5.2. Détermination de la concentration en Pb
La concentration en Pb est déterminée par ICP-AES (Inductively Coupled Plasma-Atomic Emission Spectrometry ; Ultima2 JY) selon la méthode décrite par Margui (2005). Les échantillons (3 répétitions par échantillon) ont été analysés par la plateforme d’analyses biochimiques du CNRST (Centre National pour la Recherche Scientifique et Technique) à Rabat, Maroc.
5.3. Analyse statistique
Toutes les données sont des moyennes dues aux répétitions à l’intérieur d’une même expérience. Les données sont exprimées comme la moyenne arithmétique +/- écart type de dix individus.
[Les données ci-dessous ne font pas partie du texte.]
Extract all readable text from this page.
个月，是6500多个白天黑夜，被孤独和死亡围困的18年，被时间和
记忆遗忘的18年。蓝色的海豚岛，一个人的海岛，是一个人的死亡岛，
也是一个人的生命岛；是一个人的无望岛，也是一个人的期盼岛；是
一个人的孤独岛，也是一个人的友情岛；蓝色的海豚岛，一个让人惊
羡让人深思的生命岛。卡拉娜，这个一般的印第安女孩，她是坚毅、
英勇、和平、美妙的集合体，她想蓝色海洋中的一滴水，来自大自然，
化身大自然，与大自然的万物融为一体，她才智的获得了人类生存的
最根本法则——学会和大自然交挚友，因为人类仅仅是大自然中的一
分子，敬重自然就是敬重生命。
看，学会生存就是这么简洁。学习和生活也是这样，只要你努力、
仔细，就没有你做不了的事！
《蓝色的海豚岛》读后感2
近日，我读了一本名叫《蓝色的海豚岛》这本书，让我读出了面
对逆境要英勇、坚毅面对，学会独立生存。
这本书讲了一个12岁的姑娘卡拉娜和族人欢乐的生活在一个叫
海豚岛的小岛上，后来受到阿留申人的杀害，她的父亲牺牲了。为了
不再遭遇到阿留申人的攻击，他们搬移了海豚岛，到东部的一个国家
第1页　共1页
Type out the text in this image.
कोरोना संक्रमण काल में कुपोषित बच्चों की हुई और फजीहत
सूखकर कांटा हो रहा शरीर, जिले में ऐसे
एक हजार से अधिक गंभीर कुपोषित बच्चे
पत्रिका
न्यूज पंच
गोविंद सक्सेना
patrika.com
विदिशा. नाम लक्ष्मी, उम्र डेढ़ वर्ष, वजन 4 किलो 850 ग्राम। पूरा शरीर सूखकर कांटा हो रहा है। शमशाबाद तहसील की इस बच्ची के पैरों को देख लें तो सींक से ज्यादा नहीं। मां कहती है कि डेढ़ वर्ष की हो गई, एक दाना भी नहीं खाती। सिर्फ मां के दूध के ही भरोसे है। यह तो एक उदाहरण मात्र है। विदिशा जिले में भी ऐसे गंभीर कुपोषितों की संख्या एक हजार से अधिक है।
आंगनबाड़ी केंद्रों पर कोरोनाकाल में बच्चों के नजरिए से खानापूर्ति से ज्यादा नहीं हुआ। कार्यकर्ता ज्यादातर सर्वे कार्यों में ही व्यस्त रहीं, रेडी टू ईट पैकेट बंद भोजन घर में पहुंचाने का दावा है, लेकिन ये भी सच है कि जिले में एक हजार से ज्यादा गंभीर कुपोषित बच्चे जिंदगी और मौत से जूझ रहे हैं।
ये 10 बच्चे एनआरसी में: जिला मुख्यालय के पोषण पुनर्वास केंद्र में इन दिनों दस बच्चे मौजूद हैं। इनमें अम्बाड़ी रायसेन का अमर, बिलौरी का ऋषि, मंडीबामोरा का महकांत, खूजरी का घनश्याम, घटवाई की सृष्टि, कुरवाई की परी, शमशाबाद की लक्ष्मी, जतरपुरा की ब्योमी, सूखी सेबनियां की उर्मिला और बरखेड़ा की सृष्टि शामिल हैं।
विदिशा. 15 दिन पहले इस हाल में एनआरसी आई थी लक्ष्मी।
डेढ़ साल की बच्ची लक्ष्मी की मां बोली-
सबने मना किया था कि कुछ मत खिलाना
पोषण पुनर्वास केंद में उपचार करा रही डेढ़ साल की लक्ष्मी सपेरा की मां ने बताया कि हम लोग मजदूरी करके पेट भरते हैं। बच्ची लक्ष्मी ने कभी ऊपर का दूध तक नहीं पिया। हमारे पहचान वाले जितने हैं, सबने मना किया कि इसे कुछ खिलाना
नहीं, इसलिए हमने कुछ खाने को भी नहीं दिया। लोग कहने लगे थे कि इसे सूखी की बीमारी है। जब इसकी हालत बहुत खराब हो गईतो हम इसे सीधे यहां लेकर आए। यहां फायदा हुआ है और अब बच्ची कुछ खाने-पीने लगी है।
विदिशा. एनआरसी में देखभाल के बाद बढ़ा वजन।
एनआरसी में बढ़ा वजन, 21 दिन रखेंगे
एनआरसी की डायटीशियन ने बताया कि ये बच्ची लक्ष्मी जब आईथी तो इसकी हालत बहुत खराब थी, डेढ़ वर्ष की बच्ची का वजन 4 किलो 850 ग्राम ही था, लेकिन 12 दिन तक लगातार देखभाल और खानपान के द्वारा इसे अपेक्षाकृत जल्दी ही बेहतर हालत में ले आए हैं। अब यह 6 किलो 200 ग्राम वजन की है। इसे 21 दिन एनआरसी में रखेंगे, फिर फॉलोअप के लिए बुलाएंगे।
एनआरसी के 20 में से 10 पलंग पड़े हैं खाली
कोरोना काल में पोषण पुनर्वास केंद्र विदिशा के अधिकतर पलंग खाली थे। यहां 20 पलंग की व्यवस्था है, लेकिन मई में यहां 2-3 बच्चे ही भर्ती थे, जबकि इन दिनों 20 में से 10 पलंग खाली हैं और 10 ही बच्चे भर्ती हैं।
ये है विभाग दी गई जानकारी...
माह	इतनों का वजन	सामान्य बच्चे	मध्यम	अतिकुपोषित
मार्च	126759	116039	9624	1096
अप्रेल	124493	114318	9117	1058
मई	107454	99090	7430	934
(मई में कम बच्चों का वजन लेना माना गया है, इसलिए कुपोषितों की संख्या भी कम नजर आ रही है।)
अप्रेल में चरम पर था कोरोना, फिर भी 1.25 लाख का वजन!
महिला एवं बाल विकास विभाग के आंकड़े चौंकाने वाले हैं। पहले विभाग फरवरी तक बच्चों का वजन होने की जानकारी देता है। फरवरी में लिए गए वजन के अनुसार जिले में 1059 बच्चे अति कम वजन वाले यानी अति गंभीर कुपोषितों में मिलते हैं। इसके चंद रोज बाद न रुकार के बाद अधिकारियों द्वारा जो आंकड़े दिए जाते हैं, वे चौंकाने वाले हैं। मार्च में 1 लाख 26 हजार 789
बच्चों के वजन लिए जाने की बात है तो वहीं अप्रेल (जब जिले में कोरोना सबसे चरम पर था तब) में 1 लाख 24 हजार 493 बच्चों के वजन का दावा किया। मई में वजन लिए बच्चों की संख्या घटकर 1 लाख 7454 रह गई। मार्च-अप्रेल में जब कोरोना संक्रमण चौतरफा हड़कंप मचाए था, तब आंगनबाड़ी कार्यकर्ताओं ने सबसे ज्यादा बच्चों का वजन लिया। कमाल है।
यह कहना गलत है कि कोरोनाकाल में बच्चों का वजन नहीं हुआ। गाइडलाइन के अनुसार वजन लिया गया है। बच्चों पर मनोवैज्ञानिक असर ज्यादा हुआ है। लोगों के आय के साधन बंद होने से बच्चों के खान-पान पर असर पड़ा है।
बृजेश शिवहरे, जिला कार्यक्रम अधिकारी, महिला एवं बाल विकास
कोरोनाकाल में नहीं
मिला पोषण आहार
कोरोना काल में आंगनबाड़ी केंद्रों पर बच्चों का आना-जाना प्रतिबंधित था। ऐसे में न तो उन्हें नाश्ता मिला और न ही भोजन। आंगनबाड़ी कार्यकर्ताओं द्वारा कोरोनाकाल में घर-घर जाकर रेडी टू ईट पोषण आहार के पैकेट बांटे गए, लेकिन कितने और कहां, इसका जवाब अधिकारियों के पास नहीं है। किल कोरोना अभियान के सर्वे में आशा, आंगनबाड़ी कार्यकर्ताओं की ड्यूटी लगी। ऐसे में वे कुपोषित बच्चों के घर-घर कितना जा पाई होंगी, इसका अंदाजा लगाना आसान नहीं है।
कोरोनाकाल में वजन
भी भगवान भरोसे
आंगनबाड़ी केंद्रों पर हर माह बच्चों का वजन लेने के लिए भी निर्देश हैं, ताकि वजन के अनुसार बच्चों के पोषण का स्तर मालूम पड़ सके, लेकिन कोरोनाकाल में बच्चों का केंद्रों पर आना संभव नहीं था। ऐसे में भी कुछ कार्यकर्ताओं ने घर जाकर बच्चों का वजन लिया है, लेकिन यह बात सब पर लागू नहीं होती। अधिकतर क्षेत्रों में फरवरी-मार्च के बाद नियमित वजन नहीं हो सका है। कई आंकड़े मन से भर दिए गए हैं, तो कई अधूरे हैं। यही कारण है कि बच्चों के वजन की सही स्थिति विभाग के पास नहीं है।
Les résultats ont été analysés sur le logiciel XLSTAT. L’analyse de variance a été faite avec une ANOVA à deux facteurs et des tests de Newman et Keuls avec un seuil de significativité fixé à 0,05.
Pour les plantes cultivées en sol, les données sont exprimées comme la moyenne arithmétique +/- écart type de trois mesures (3 répliquât). L’analyse de variance a été faite avec une ANOVA à un seul facteur avec un seuil de significativité fixé à 0,05 en utilisant le logiciel R V3.0.1.